“Preston” defined
KEY TO MAP
1 Sootfield Green; 2 Castle Farm; 3 Pond Farm; 4 Rose Cottage; 5 The Wilderness;
6 Sadleirs End;7 Chequers Inn; 8 Spindle Cottage; 9 Home Farm; 10 Bunyan’s Cottage;
11 “The Cottage”/Dower House; 12 Temple Dinsley; 13 Temple Farm; 14 Bunyan’s Chapel;
15 St Martin’s Place; 16 St Martin’s Church; 17 The Old Forge; 18 Fig Tree Cottage;
9 Laburnum Lodge and Kenwood Cottage; 20 The Red Lion; 21 Kiln Wood Cottage;
22 Minsden Farm (aka Ladygrove); 23 Hitchwood Cottages;
24 Preston Hill (Reeves) Cottage; 25 Preston Hill Farm
For the purpose of analysis, it is not straightforward to define Preston. Before 1894, Preston was not
a parish. Parts of the hamlet were included in the parishes of Hitchin, Ippollitts and Kings Walden.

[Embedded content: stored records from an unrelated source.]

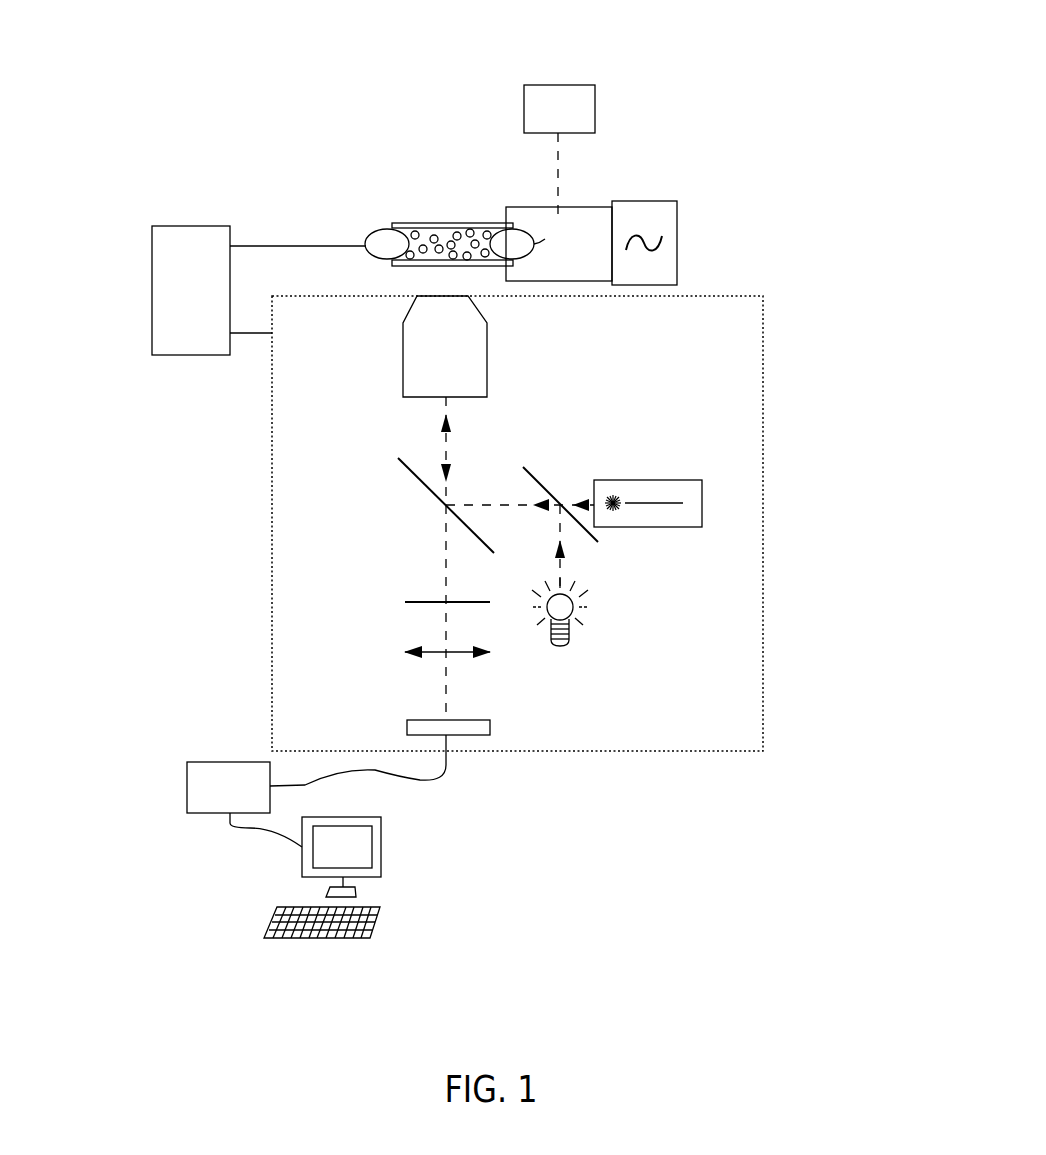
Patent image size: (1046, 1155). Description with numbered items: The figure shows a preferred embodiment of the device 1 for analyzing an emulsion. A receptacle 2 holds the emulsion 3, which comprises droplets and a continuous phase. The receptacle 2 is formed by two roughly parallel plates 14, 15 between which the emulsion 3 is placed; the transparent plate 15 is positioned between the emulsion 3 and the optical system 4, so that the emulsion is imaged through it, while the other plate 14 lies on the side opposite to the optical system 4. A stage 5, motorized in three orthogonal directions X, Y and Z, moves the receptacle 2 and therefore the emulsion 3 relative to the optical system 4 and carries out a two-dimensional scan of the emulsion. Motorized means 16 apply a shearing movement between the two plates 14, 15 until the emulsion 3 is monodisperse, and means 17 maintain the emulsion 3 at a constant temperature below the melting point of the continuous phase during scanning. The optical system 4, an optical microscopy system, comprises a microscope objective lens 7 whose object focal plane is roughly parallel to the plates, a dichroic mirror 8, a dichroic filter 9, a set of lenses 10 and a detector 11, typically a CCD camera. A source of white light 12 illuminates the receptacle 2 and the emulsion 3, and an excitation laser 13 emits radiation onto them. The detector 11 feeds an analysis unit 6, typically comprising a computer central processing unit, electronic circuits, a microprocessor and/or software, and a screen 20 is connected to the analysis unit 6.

The device 1 is at (248, 92).
The receptacle 2 is at (406, 187).
The emulsion 3 is at (465, 236).
The optical system 4 is at (765, 560).
The stage 5 is at (152, 332).
The analysis unit 6 is at (215, 765).
The microscope objective lens 7 is at (480, 335).
The dichroic mirror 8 is at (412, 473).
The dichroic filter 9 is at (410, 600).
The set of lenses 10 is at (405, 655).
The detector 11 is at (407, 726).
The source of white light 12 is at (570, 632).
The excitation laser 13 is at (678, 485).
The plate 14 is at (428, 224).
The transparent plate 15 is at (395, 264).
The motorized means 16 is at (660, 213).
The means for maintaining temperature 17 is at (588, 96).
The screen 20 is at (382, 866).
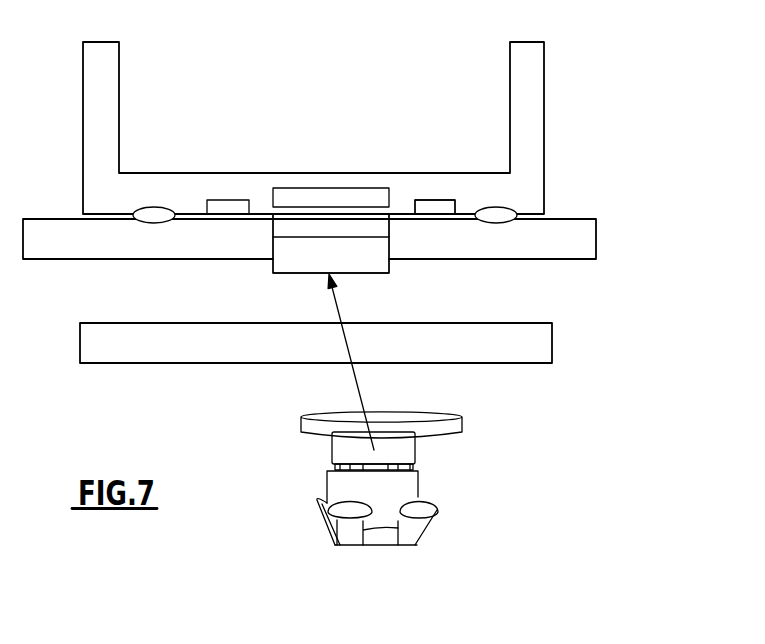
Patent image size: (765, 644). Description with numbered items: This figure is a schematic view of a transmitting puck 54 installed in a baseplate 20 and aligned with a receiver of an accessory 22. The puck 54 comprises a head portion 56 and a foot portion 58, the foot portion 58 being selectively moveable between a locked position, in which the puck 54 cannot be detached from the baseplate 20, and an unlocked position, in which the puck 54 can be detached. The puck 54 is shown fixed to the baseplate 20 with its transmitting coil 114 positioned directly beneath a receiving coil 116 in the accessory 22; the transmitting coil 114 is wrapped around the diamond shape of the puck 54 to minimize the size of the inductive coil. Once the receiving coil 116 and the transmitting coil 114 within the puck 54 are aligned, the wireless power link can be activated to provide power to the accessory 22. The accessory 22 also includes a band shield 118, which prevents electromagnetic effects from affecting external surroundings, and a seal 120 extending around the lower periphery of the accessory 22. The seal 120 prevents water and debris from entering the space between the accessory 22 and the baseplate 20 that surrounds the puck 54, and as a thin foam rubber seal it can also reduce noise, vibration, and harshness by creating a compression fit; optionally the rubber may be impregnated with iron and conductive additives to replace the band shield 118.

(Link: Preston’s Parishes and Manors)
Most parishes were centred on their church. This was typically surrounded by a cluster of homes
inhabited by tradesmen and labourers. Further out from this hub were the farms and the scattered
cottages of farm workers.
I have adopted this model to define Preston. Included, therefore, are the people living within the
central ‘figure of eight’ formed by Church, Chequers, Butchers, School and Back Lanes and
Crunnells Green. Then, there are the cottages on the outskirts of the village: Kiln Cottage, Hitchwood,
Poynders End, Hill End, Sootfield Green and Wain Wood. These are the families that I have included
as ‘Preston’ for the censuses.
It might be argued that Hill End should be grouped with Langley and not Preston. However, there is
an equal distance between Hill End and Preston or Langley. Also, in some parish records, Hill End is
described as being part of Preston. When Annie Rose Shambrook, the daughter of farmer James and
his wife Rose, was baptised on 26 June 1863, their place of residence was described as ‘Hill End,
Preston’. And children from Hill End attended Preston School. In the 1890’s the Preston School
register shows Emily and Charles Thrussell, Ernest Busby and Mary Wright as residing at Hill End.